NOTE 7 EMPLOYEE STOCK OWNERSHIP PLAN (ESOP)

During 1990, our Board of Directors adopted a leveraged ESOP. In fiscal 1991, under the provisions of the plan and related financing arrangements, Patterson loaned the ESOP $22,000 (the “1990 note”) for the purpose of acquiring its then-outstanding preferred stock, which was subsequently converted to common stock. The contribution from the ESOP to employees is determined annually by the Board of Directors. Shares of stock acquired by the plan are allocated to each participant who has completed 1,000 hours of service during the plan year. The shares under the 1990 note were grandfathered from the accounting provisions of ASC Topic 718-40, Employer Stock Ownership Plan and, therefore, the provisions of the former Accounting Practices for Certain Employee Stock Ownership Plans (“SOP 76-3”), applied throughout fiscal 2011. The remaining unallocated shares in the ESOP were acquired in fiscal years 2002 and 2006 and these shares are accounted for under ASC 718-40. Accordingly, these shares are not considered outstanding for computation of earnings per share until the shares are committed for release to the participants. When the shares are committed for release and allocated to the participants, our expense is determined based on the current fair value. As of January 26, 2013, a total of 3,589,345 of unallocated shares were held by the ESOP.
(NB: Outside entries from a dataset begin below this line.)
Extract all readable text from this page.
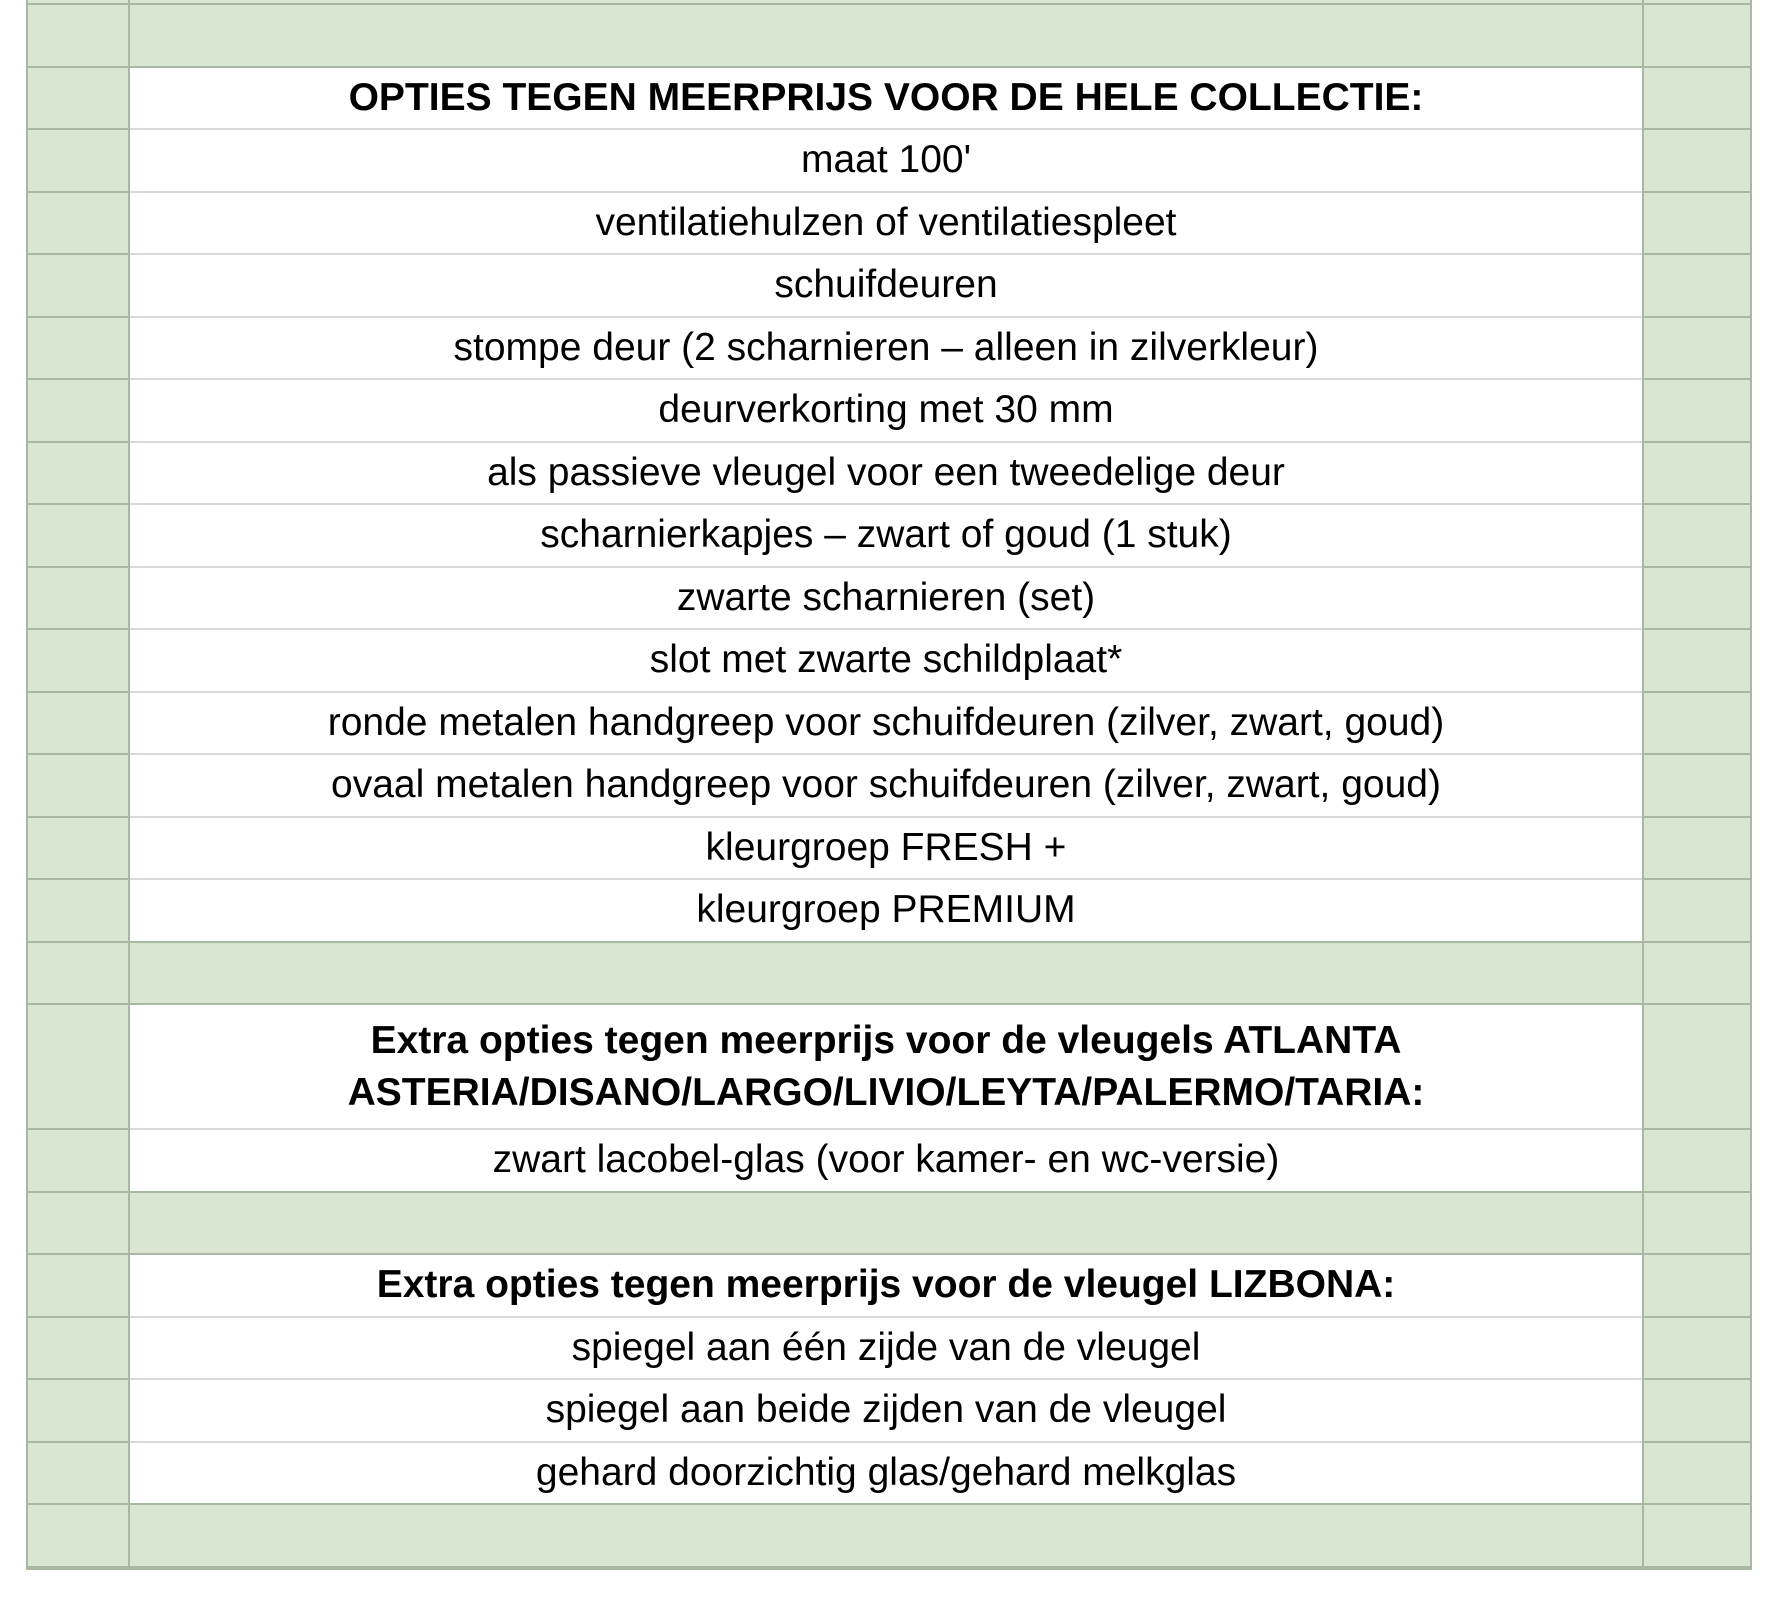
OPTIES TEGEN MEERPRIJS VOOR DE HELE COLLECTIE:
maat 100'
ventilatiehulzen of ventilatiespleet
schuifdeuren
stompe deur (2 scharnieren – alleen in zilverkleur)
deurverkorting met 30 mm
als passieve vleugel voor een tweedelige deur
scharnierkapjes – zwart of goud (1 stuk)
zwarte scharnieren (set)
slot met zwarte schildplaat*
ronde metalen handgreep voor schuifdeuren (zilver, zwart, goud)
ovaal metalen handgreep voor schuifdeuren (zilver, zwart, goud)
kleurgroep FRESH +
kleurgroep PREMIUM
Extra opties tegen meerprijs voor de vleugels ATLANTA ASTERIA/DISANO/LARGO/LIVIO/LEYTA/PALERMO/TARIA:
zwart lacobel-glas (voor kamer- en wc-versie)
Extra opties tegen meerprijs voor de vleugel LIZBONA:
spiegel aan één zijde van de vleugel
spiegel aan beide zijden van de vleugel
gehard doorzichtig glas/gehard melkglas
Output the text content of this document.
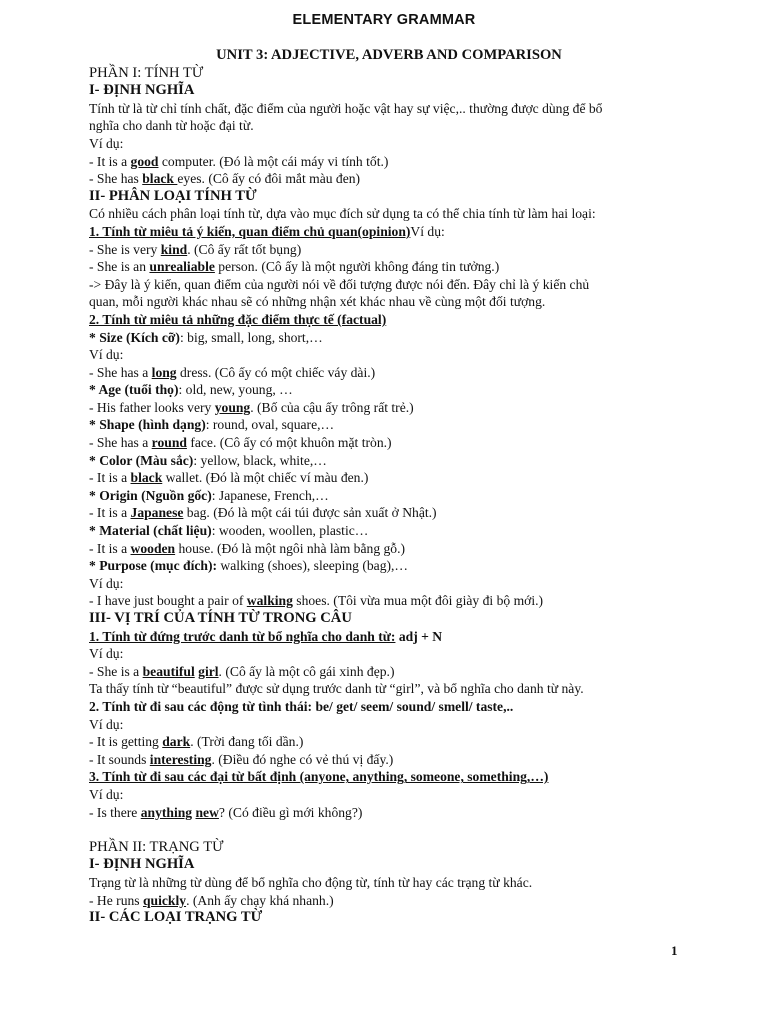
ELEMENTARY GRAMMAR
UNIT 3: ADJECTIVE, ADVERB AND COMPARISON
PHẦN I: TÍNH TỪ
I- ĐỊNH NGHĨA
Tính từ là từ chỉ tính chất, đặc điểm của người hoặc vật hay sự việc,.. thường được dùng để bổ
nghĩa cho danh từ hoặc đại từ.
Ví dụ:
- It is a good computer. (Đó là một cái máy vi tính tốt.)
- She has black eyes. (Cô ấy có đôi mắt màu đen)
II- PHÂN LOẠI TÍNH TỪ
Có nhiều cách phân loại tính từ, dựa vào mục đích sử dụng ta có thể chia tính từ làm hai loại:
1. Tính từ miêu tả ý kiến, quan điểm chủ quan(opinion)Ví dụ:
- She is very kind. (Cô ấy rất tốt bụng)
- She is an unrealiable person. (Cô ấy là một người không đáng tin tưởng.)
-> Đây là ý kiến, quan điểm của người nói về đối tượng được nói đến. Đây chỉ là ý kiến chủ
quan, mỗi người khác nhau sẽ có những nhận xét khác nhau về cùng một đối tượng.
2. Tính từ miêu tả những đặc điểm thực tế (factual)
* Size (Kích cỡ): big, small, long, short,…
Ví dụ:
- She has a long dress. (Cô ấy có một chiếc váy dài.)
* Age (tuổi thọ): old, new, young, …
- His father looks very young. (Bố của cậu ấy trông rất trẻ.)
* Shape (hình dạng): round, oval, square,…
- She has a round face. (Cô ấy có một khuôn mặt tròn.)
* Color (Màu sắc): yellow, black, white,…
- It is a black wallet. (Đó là một chiếc ví màu đen.)
* Origin (Nguồn gốc): Japanese, French,…
- It is a Japanese bag. (Đó là một cái túi được sản xuất ở Nhật.)
* Material (chất liệu): wooden, woollen, plastic…
- It is a wooden house. (Đó là một ngôi nhà làm bằng gỗ.)
* Purpose (mục đích): walking (shoes), sleeping (bag),…
Ví dụ:
- I have just bought a pair of walking shoes. (Tôi vừa mua một đôi giày đi bộ mới.)
III- VỊ TRÍ CỦA TÍNH TỪ TRONG CÂU
1. Tính từ đứng trước danh từ bổ nghĩa cho danh từ: adj + N
Ví dụ:
- She is a beautiful girl. (Cô ấy là một cô gái xinh đẹp.)
Ta thấy tính từ “beautiful” được sử dụng trước danh từ “girl”, và bổ nghĩa cho danh từ này.
2. Tính từ đi sau các động từ tình thái: be/ get/ seem/ sound/ smell/ taste,..
Ví dụ:
- It is getting dark. (Trời đang tối dần.)
- It sounds interesting. (Điều đó nghe có vẻ thú vị đấy.)
3. Tính từ đi sau các đại từ bất định (anyone, anything, someone, something,…)
Ví dụ:
- Is there anything new? (Có điều gì mới không?)
PHẦN II: TRẠNG TỪ
I- ĐỊNH NGHĨA
Trạng từ là những từ dùng để bổ nghĩa cho động từ, tính từ hay các trạng từ khác.
- He runs quickly. (Anh ấy chạy khá nhanh.)
II- CÁC LOẠI TRẠNG TỪ
1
The ESOP expense recognized during the three months ended January 26, 2013 and January 28, 2012 was $5,700 and $6,100, respectively. The ESOP expense recognized during the nine months ended January 26, 2013 and January 28, 2012 was $17,100 and $18,250, respectively. In fiscal year 2011 and prior years, substantially all contributions to participants were made using an allocation of shares under the 1990 note, with expense recognized based on the original cost of acquiring the shares. Beginning in fiscal year 2012, contributions to participants were recognized based on the fair value of the shares released and allocated to participants.